If we have to divide into two sets, then it is possible for any even number of coins using $\log n$ weighings. However, the method does not appear to extend to division into three sets.
 A: Line the coins up in a row, split the row in the middle and weigh both sides of the split. Because there are an odd number of coins, the balance will always tip one way or the other. Use this fact to do a binary search to find the middle most real coin by repeatedly moving the splitting point. This takes $\log n$ weighings.
Now you have three groups: the coins to the left of the middle real coin, the middle coin itself and the coins to the right of middle real coin. Each group contains exactly 1 real coin.

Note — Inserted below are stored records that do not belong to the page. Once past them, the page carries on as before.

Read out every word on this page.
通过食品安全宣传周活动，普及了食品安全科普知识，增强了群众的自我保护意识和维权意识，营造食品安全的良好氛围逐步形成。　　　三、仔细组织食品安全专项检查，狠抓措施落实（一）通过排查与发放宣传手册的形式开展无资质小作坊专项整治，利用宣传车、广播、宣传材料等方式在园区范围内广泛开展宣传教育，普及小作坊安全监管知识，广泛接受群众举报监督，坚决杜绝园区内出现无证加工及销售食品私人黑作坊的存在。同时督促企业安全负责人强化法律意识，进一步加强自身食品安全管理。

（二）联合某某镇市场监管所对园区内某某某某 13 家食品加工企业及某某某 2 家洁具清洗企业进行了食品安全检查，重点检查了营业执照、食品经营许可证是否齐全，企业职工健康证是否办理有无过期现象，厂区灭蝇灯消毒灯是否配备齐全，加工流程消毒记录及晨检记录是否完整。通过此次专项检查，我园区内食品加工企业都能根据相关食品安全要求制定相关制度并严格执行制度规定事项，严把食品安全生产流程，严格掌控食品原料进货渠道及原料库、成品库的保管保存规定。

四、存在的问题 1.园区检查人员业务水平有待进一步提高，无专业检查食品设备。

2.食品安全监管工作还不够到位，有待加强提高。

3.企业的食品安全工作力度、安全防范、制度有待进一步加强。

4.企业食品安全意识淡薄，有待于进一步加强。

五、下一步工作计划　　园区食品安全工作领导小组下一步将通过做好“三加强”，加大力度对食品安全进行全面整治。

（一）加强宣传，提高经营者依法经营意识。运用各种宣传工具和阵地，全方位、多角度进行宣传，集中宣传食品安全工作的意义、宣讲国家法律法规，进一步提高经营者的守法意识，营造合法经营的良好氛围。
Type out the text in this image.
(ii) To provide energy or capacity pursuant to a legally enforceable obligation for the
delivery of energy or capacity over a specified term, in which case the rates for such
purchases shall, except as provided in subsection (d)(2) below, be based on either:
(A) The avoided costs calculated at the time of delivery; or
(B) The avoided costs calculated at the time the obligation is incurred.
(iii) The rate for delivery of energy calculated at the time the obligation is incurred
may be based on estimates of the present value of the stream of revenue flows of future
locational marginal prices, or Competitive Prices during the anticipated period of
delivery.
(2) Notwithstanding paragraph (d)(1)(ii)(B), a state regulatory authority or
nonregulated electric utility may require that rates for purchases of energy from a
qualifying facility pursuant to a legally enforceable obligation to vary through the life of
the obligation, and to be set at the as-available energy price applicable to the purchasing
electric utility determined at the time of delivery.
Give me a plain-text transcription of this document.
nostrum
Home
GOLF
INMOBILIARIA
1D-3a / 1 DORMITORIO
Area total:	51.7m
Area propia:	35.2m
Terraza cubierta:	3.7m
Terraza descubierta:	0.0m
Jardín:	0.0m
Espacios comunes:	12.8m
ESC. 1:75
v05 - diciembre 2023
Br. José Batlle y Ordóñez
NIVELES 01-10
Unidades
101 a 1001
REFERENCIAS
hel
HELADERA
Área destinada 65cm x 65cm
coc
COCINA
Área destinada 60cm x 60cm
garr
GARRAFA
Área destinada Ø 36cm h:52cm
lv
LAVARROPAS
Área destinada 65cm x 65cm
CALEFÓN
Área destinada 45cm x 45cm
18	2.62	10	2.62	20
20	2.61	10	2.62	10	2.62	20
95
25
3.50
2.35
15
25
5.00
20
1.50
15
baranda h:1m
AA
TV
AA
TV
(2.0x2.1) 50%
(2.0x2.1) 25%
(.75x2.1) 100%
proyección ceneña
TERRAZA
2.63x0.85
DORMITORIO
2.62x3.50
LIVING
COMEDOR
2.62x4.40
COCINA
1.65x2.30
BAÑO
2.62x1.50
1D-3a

A: Weigh half the coins against the other half.  The light side has either zero or one real coins.  Weigh the light side against nothing.  If it balances, we have reduced the problem to one with half as many coins.  If it doesn't balance, there is one real coin in that half and we can split the other half in $\log_2 n-2$ weighings per your other question.  The worst case is that we keep putting the real coins in the same half, which leads to a solution in about $2 \log_2 n$ weighings.  I don't know if this is optimal, but it gives a target to shoot at.  The fact that you care about the result weighing against nothing suggests it is not optimal.
A: A simple solution is to reduce the problem to the two-coin problem. Start by dividing the coins to two piles of equal or near-equal size, and weigh the piles against each other. Since there are three real coins, an odd number, one side must be heavier than the other. The lighter side must clearly have either no real coins or just one real coin.
Split the lighter side into two halves, and weigh the halves against each other. If one side is heavier than the other, it must contain one real coin - now you have successfully extracted one pile with exactly one real coin, and can use the two-coin algorithm you already know to split the remaining coins into two piles, with one real coin in each. 
Otherwise, if the scales are balanced, you can discard all the coins on them because none of them are real and start from the top by dividing the remaining coins into two equal or near-equal piles and repeating the process until you isolate a single real coin.
Since the pile is halved each time, the amount of weighings needed per fake coin grows logarithmically. The original algorithm needs a logarithmic amount of weighings as well, so the added step to isolate a single coin doesn't change the asymptotic number of weighings needed.